A atitude subjetiva de cada reclamante faz-se presente, em maior ou em

menor grau, em todas as reclamações, por intermédio também das sequências

textuais descritivas, sobretudo daquelas que expressam juízos de valor. Podemos

até afirmar que a expressão da subjetividade constitui-se como uma das marcas

desse gênero, já que a reclamação decorre de uma situação que provocou

descontentamento e irritação no reclamante. Pelo que pudemos notar, dificilmente

nos defrontaremos com cartas de reclamação cujas sequências textuais descritivas

sejam totalmente isentas desse olhar subjetivo.

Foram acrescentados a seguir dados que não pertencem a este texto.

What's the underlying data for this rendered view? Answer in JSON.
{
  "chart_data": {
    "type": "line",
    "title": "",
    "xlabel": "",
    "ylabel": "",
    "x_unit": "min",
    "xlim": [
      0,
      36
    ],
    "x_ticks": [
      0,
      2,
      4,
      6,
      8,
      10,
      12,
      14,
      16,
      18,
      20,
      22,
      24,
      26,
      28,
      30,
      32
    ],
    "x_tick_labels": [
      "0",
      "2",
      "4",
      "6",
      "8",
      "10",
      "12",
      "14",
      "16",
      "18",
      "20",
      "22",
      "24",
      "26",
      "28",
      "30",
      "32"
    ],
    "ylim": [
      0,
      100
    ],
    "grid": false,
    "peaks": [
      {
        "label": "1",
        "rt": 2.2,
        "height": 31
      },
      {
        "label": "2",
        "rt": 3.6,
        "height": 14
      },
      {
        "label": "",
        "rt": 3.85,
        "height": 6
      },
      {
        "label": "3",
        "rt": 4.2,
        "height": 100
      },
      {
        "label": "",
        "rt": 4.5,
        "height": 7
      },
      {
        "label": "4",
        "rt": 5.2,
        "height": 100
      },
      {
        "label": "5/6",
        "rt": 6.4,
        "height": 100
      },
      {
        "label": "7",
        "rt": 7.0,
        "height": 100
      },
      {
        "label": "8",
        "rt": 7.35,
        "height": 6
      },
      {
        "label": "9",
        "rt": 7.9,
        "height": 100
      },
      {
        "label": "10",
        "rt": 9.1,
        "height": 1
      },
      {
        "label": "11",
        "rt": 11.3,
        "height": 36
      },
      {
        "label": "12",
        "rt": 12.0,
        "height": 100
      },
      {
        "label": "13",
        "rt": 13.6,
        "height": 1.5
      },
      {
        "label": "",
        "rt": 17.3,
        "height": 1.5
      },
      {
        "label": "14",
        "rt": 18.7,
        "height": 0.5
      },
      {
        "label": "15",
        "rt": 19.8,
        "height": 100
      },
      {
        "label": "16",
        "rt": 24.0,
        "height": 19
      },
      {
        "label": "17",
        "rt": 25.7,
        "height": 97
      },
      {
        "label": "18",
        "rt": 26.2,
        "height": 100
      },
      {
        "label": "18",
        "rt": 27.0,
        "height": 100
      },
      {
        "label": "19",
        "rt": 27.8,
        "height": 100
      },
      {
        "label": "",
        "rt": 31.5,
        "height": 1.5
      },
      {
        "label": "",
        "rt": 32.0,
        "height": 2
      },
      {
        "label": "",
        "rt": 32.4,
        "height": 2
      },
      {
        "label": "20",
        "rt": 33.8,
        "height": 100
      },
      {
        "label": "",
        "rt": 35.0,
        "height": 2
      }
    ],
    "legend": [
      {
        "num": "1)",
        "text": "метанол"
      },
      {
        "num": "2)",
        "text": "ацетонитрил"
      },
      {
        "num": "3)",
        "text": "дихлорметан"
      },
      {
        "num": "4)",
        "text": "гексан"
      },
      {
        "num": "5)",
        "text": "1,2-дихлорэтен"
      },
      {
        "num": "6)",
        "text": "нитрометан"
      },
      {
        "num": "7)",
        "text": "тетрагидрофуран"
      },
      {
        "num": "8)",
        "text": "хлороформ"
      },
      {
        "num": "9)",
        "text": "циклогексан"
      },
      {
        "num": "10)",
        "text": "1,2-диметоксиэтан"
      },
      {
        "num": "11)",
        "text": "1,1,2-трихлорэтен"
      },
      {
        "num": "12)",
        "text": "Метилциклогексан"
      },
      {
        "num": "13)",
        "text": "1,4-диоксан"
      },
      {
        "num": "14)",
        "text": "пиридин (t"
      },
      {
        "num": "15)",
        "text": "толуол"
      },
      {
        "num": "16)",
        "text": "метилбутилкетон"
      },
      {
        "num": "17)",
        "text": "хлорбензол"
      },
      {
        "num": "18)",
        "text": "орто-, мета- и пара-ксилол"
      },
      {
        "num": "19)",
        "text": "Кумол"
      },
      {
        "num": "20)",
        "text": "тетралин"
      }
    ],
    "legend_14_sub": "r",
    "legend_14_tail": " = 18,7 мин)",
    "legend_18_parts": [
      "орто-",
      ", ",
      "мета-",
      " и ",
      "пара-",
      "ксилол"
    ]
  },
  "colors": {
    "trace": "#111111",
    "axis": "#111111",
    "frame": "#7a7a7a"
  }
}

A nosso ver, as sequências textuais descritivas presentes no gênero carta de

reclamação, pelo que pudemos constatar por meio dos textos analisados,

desempenham um papel significativo no sentido de tornar persuasiva a

argumentação desenvolvida, porque acabam servindo como justificativa para a

queixa apresentada. O reclamante, de modo a obter a adesão dos leitores, precisa

tornar coerente o seu escrito, o que faz também por meio dessas sequências

textuais. Afinal, o quadro que ele constrói na mente do leitor precisa estar de acordo

com a queixa apresentada. Desse modo, a escolha do léxico que compõe as

98

sequências textuais descritivas está intimamente relacionada à reclamação

formalizada pelo produtor da carta, não só no que se refere a descrever como

também no que se refere a persuadir.

Ainda que a abordagem desenvolvida nesta dissertação não esgote o

assunto, entendemos que nossa pesquisa pode contribuir para ampliar as reflexões

acerca do papel das sequências textuais descritivas na composição de textos, em

especial, no que diz respeito à construção da argumentação pretendida pelo autor.